9.Cell phone. My prepaid cell phone here has certainly served its purpose. I’ve been able to contact friends if I’m out and call Pilar if I need to tell her something, but with every phone call or text, I think about how much money I have left on my phone. I also really miss just being able to call my mom, sister or aunt when I’m walking around just to chat. Unlimited texting and free calls to Verizon customers is going to feel like a luxury when I go back.

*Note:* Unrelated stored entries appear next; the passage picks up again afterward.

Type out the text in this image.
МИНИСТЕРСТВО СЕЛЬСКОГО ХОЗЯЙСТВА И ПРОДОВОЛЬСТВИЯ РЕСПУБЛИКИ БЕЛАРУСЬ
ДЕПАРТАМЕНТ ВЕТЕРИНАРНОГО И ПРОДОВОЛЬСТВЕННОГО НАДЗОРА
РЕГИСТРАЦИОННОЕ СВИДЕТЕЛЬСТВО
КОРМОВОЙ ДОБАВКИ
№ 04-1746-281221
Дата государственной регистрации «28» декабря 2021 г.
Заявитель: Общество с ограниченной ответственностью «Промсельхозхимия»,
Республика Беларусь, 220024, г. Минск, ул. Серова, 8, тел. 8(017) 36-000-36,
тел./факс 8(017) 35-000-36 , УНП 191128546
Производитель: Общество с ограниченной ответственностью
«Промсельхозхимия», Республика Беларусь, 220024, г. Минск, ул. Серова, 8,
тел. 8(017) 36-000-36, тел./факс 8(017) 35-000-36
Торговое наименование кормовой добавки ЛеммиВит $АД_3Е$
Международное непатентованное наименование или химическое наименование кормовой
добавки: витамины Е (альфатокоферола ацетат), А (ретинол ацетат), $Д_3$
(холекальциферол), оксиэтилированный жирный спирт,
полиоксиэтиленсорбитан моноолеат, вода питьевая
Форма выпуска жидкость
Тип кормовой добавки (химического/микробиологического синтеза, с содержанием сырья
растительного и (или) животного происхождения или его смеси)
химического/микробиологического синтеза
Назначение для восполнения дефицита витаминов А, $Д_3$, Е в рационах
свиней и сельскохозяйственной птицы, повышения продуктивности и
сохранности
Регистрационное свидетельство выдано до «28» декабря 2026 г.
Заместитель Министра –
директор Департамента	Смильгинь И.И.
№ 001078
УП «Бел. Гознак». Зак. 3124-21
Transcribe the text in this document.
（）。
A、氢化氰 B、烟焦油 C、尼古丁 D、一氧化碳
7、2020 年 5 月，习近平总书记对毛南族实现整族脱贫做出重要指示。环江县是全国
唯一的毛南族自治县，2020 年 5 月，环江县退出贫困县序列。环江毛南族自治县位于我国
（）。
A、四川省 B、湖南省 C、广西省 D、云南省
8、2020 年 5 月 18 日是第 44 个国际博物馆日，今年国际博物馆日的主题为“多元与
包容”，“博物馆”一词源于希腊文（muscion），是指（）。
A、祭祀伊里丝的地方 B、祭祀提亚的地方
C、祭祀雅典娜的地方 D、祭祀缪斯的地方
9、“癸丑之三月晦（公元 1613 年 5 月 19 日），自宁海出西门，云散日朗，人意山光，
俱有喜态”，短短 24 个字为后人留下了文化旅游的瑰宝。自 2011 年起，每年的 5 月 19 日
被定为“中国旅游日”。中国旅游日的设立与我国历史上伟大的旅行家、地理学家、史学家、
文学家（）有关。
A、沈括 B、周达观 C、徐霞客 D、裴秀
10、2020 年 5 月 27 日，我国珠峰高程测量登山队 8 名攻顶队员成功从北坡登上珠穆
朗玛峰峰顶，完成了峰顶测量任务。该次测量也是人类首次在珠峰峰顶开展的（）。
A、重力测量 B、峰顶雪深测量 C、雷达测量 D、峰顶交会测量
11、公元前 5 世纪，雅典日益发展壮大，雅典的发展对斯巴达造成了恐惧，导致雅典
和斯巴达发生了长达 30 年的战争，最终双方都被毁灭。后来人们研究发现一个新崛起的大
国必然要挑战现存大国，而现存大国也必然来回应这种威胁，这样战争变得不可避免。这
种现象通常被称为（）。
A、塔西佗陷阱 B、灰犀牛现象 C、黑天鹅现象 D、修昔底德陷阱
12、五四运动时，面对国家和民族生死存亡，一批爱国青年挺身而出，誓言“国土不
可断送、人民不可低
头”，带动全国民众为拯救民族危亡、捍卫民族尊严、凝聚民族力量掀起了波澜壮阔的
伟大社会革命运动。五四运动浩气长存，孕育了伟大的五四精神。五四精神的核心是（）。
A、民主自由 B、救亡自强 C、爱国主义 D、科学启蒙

10.Food. Alright I know I’m really sounding like a hypocrite now because I just said how much I am going to miss some of Pilar’s food, but I have been craving certain foods ever since I got here. I’ll try not to go on for too long (something that is very easy to do with this subject), but to name a few: Chickfila, Mexican food, any type of cheese (Pilar doesn’t like cheese so therefore we never eat it), fruits (we’ve been deprived for the past 2 weeks for some reason), vegetables (far too often the only thing resembling a vegetable that I see all day are french fries), sushi, pizza, my mom’s oatmeal (and any breakfast food that isn’t corn flakes for that matter), macaroni and cheese, and Chinese….just to name a few.
I know I made the US list longer than the Spain one, but I guess that is probably just because of how much I’ve been thinking about all the things I’ll be going home to. I will miss this place, but I know I’ll come back one day. There is no use being sad at this point...I am just happy that I was given this opportunity. And thank you for reading this. I hope you have enjoyed it as much as I have enjoyed writing down all my thoughts. I hope to one day read through my old posts and relive some of my experiences. But for now I must concentrate on getting to Madrid tomorrow and then back home on Wednesday. So for now, hasta luego espana!